State to Begin ‘Family Cap’ on Welfare

Share
TIMES STAFF WRITER

State welfare officials prepared Monday to implement one of California’s most sweeping and controversial welfare reforms after President Clinton approved letting the state drop additional cash payments for welfare families that have more babies.

The so-called “family cap” is aimed at discouraging births out of wedlock and is based on a view that “if you have additional children while you’re on welfare, it shouldn’t be the state’s obligation to pay for them,” said one Clinton Administration official.

Welfare advocates contend, however, that the program is based on the faulty assumption that some poor women become pregnant in order to receive more welfare money. They say the program will simply deprive poor children of proper care.

Advertisement

Aides to Gov. Pete Wilson said Clinton’s announcement was welcome. But Wilson, who has embraced a conservative package of welfare reforms as a cornerstone of his term as governor and his presidential race, blasted the President for offering too little, too late.

Clinton on Monday approved two of the five requests for welfare reforms that California has pending before the federal government. He made the announcement during a speech to the National Governors Assn. convention in Burlington, Vt. Together, state officials say the five reforms would save California taxpayers more than $1 billion a year.

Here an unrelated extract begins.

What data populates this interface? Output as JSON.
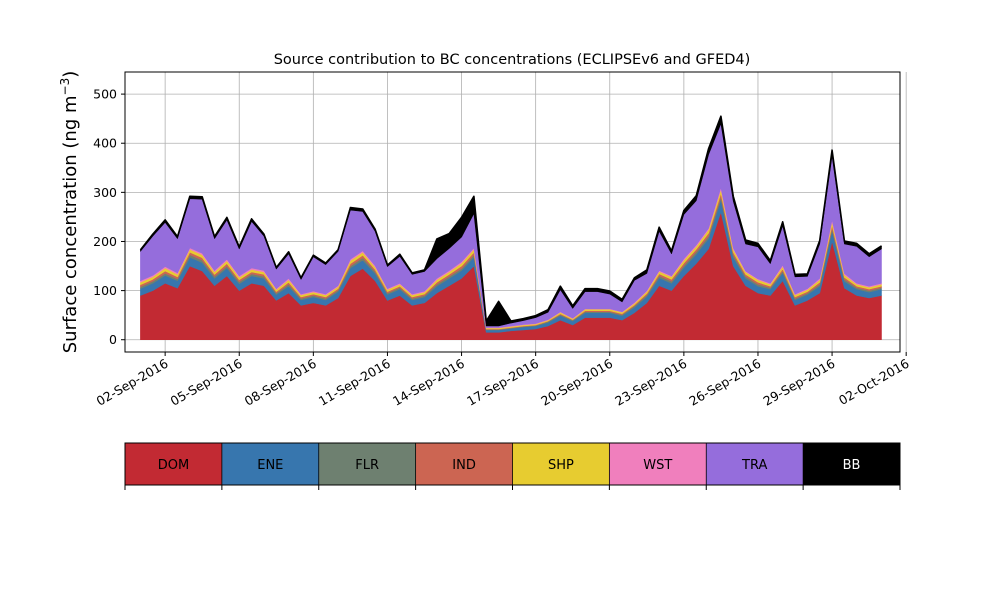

Wilson complained that Clinton has been slow in approving the changes, costing California millions of dollars. The governor also said he does not believe the state should be required to negotiate changes.

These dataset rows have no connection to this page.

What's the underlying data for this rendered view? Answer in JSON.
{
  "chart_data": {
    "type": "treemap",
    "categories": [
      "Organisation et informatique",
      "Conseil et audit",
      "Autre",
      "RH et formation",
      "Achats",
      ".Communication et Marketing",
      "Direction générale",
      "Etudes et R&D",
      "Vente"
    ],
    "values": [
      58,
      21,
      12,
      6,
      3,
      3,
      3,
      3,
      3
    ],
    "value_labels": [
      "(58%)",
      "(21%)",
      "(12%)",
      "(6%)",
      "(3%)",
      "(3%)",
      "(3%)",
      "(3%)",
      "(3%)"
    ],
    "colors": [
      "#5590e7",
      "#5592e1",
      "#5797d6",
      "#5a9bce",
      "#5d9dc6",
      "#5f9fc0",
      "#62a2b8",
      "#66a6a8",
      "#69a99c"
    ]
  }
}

“The President has spent too much time inside the Beltway and must have forgotten his experience as governor,” Wilson said Monday. “States are not colonies of the federal government. They should not have to come groveling to federal bureaucrats 3,000 miles away to decide the best course of action at the state and local levels.”

The family cap has been adopted by six other states since New Jersey first received permission from the George Bush Administration to use it in 1991. In California, it was part of Proposition 165, a welfare reform ballot measure that was rejected by voters in 1992.

The idea was subsequently rejected by the state Legislature twice before it was finally approved last year.

Advertisement

With the federal clearance announced by Clinton on Monday, state officials said they will soon begin to send out announcements to welfare offices about the pending implementation of the plan. The program will become effective about 10 months after the notices are posted in order to avoid penalizing any women who become pregnant before the plan’s activation.

State officials estimate that the program will save California about $213 million annually beginning with the 1997-98 fiscal year.

In addition to approving the family cap, Clinton also tentatively granted California’s request for a waiver from federal welfare rules in order to provide a package of incentives to encourage welfare mothers to get married and gain employment.